If the Archive of Public Protests can teach us something beyond what it means to be a well-engaged citizen who embraces solidarity with others, then it’s that photoland’s illusionism is a choice and that rejecting it is an option, however arduous this might end up being (especially when faced with a relative paucity of resources — here is a related read: why does success have a paywall?).
The white cube might offer the comfort of a shared make belief. But in light of the increasing challenges faced by our societies, that’s just not good enough any longer — if (there’s that word again) we want to also maintain the comfort of the freedom that we currently still enjoy.
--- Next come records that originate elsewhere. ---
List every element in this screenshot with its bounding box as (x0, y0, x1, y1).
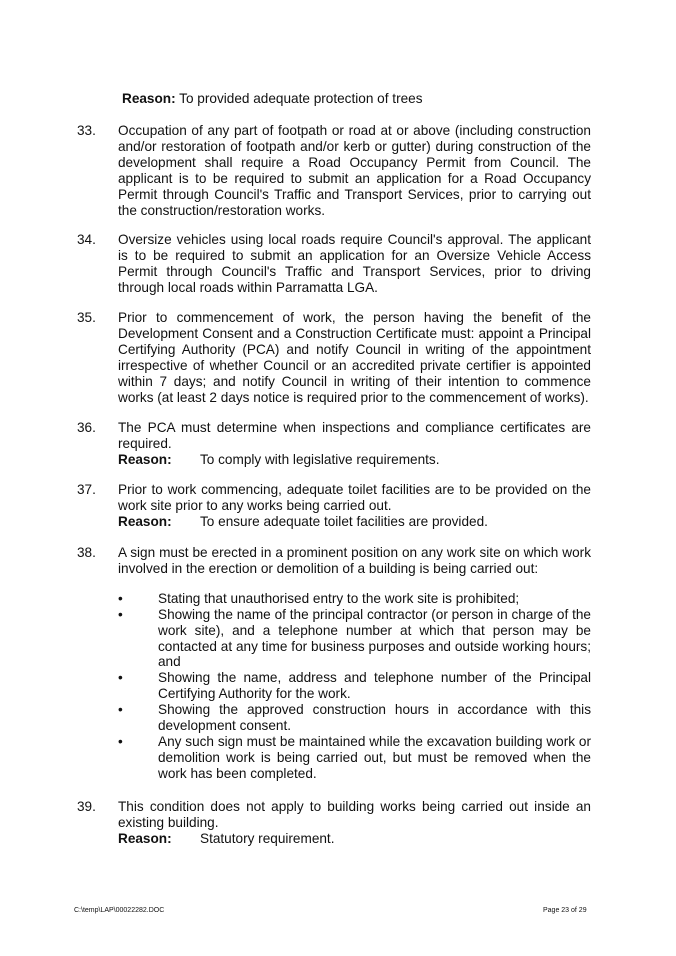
bullet-text: Stating that unauthorised entry to the work site is prohibited; (158, 590, 520, 606)
condition-text: Prior to commencement of work, the person having the benefit of the Development Consent and a Construction Certificate must: appoint a Principal Certifying Authority (PCA) and notify Council in writing of the appointment irrespective of whether Council or an accredited private certifier is appointed within 7 days; and notify Council in writing of their intention to commence works (at least 2 days notice is required prior to the commencement of works). (118, 310, 591, 405)
reason-label: Reason: (118, 513, 172, 529)
footer-file-path: C:\temp\LAP\00022282.DOC (74, 907, 165, 914)
condition-38 (77, 545, 591, 782)
condition-37 (77, 482, 591, 530)
bullet-icon: • (118, 733, 123, 749)
bullet-list (118, 591, 591, 782)
condition-39 (77, 799, 591, 847)
reason-text: To ensure adequate toilet facilities are provided. (200, 513, 488, 529)
bullet-item (118, 670, 591, 702)
bullet-text: Showing the approved construction hours in accordance with this development consent. (158, 702, 591, 734)
reason-text: Statutory requirement. (200, 830, 335, 846)
footer-page-number: Page 23 of 29 (543, 907, 587, 914)
bullet-icon: • (118, 702, 123, 718)
reason-text: To provided adequate protection of trees (175, 91, 423, 106)
bullet-text: Showing the name, address and telephone number of the Principal Certifying Authority for the work. (158, 670, 591, 702)
bullet-text: Any such sign must be maintained while the excavation building work or demolition work is being carried out, but must be removed when the work has been completed. (158, 733, 591, 781)
condition-35 (77, 310, 591, 405)
bullet-icon: • (118, 590, 123, 606)
condition-text: Oversize vehicles using local roads require Council's approval. The applicant is to be required to submit an application for an Oversize Vehicle Access Permit through Council's Traffic and Transport Services, prior to driving through local roads within Parramatta LGA. (118, 232, 591, 295)
condition-number: 34. (77, 232, 96, 247)
tree-protection-reason (122, 91, 423, 106)
condition-text: The PCA must determine when inspections and compliance certificates are required. (118, 420, 591, 451)
condition-text: Occupation of any part of footpath or road at or above (including construction and/or restoration of footpath and/or kerb or gutter) during construction of the development shall require a Road Occupancy Permit from Council. The applicant is to be required to submit an application for a Road Occupancy Permit through Council's Traffic and Transport Services, prior to carrying out the construction/restoration works. (118, 123, 591, 218)
reason-label: Reason: (118, 830, 172, 846)
reason-text: To comply with legislative requirements. (200, 451, 440, 467)
reason-label: Reason: (122, 91, 176, 106)
condition-reason (118, 514, 591, 530)
condition-33 (77, 123, 591, 218)
bullet-item (118, 734, 591, 782)
reason-label: Reason: (118, 451, 172, 467)
condition-text: A sign must be erected in a prominent position on any work site on which work involved in the erection or demolition of a building is being carried out: (118, 545, 591, 576)
condition-36 (77, 420, 591, 468)
condition-text: This condition does not apply to building works being carried out inside an existing building. (118, 799, 591, 830)
bullet-item (118, 607, 591, 671)
condition-reason (118, 831, 591, 847)
bullet-icon: • (118, 606, 123, 622)
bullet-item (118, 702, 591, 734)
condition-number: 39. (77, 799, 96, 814)
condition-number: 33. (77, 123, 96, 138)
condition-number: 37. (77, 482, 96, 497)
bullet-item (118, 591, 591, 607)
condition-text: Prior to work commencing, adequate toilet facilities are to be provided on the work site prior to any works being carried out. (118, 482, 591, 513)
condition-number: 38. (77, 545, 96, 560)
condition-34 (77, 232, 591, 296)
condition-number: 35. (77, 310, 96, 325)
bullet-text: Showing the name of the principal contractor (or person in charge of the work site), and a telephone number at which that person may be contacted at any time for business purposes and outside working hours; and (158, 606, 591, 670)
condition-number: 36. (77, 420, 96, 435)
condition-reason (118, 452, 591, 468)
bullet-icon: • (118, 670, 123, 686)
If that’s not enough of an incentive for you to break out of the niche community’s insularity, then go and ask any of the 18 Polish artists what it feels like to have a far-right government systematically trash civic life and the country’s democratic foundation, while taking away basic human rights from the women unfortunate enough to live under its rule and letting refugees starve and freeze to death in a forest.